During the PASS Summit 14 keynote, TK “Ranga” Rengarajan mentioned briefly Microsoft’s DocumentDB, a new NoSQL database. I was hoping to hear more. It’s an Azure-hosted JSON document data store and seems to be an attempt to marry the schema ‘flexibility’ and easy scalability that developers crave from their databases with the transactional capabilities of a relational database.

Web or mobile applications often need to collect a lot of data, and the structure of this data can be ill-defined; the next ‘row’ won’t necessarily look anything like the previous one. It calls for a more ‘flexible’ and also more easily scalable data store than can be offered by a traditional relational database. Most NoSQL databases boast of being “schema-free” so have the requisite ‘flexibility’, and certainly aren’t burdened with the costs associated with such niceties as enforcing constraints, or maintaining keys. They also offer built-in horizontal scaling, replicating parts of the dataset across numerous ‘utility’ machines and then using Map/Reduce functionality to query it.
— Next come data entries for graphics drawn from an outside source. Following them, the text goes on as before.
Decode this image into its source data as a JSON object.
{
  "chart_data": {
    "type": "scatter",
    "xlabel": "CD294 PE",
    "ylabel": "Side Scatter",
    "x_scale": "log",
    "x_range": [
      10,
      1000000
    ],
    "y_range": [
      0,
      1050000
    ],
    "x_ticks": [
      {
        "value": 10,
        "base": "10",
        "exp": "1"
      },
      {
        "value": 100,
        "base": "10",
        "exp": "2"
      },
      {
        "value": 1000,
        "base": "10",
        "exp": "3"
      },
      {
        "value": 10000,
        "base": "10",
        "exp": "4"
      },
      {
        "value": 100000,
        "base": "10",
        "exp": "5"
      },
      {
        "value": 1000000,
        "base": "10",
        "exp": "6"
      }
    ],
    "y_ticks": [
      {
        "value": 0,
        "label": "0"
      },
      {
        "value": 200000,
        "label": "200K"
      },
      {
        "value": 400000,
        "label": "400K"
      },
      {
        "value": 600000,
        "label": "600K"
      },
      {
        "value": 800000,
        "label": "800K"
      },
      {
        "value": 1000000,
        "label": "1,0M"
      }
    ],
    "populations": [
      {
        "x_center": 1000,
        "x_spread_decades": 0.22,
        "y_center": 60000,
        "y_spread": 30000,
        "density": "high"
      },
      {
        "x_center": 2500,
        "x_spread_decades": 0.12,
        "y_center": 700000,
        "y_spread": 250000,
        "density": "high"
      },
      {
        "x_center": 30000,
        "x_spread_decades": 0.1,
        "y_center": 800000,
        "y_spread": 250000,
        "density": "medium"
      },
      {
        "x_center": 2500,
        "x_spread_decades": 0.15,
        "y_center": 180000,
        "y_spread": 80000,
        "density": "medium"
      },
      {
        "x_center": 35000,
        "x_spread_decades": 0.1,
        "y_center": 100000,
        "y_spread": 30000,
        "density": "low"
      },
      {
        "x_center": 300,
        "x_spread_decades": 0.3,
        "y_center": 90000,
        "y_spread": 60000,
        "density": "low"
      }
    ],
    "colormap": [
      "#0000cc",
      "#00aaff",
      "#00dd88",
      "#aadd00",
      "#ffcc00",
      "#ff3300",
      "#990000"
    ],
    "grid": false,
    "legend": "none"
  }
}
Ranga’s point was that every device looks at some different part of the data and all must have ‘consistency’ in the data they share, with this ‘consistency’ enabled via cloud. Eventually, at least.

Without ACID transactions, there is no guarantee one transaction won’t see the partial effects of another. If the data is only ‘eventually consistent’, a model employed by many NoSQL databases, then in theory a query could read invalid data values, because the full effects of a set of writes hasn’t yet propagated to all part of the distributed system. In practice, it’s usually not as bad as this sounds. In some NoSQL stores, it might mean queries read a correct, but stale data value, rather than the true current value. Also, some NoSQL systems do use distributed transactions to enforce ACID properties during modifications, which works most of the time. Neither proposition is ideal.

DocumentDB tries to offer the answer to these apparently-conflicting requirements of flexibility and scalability versus data consistency. It is schema-free and designed to ‘scale linearly’. However, it also comes with many features comforting to the DBA. We can access data using a very SQL-like syntax. We can create stored procedures, triggers and user defined types, albeit in JavaScript (no groaning at the back).

Crucially, it also seems to offer a high degree of control over the transactional consistency. We register a JavaScript stored procedure with a collection of documents, and DocumentDB will execute transactions using Snapshot isolation, across any documents in a collection (although not between collections).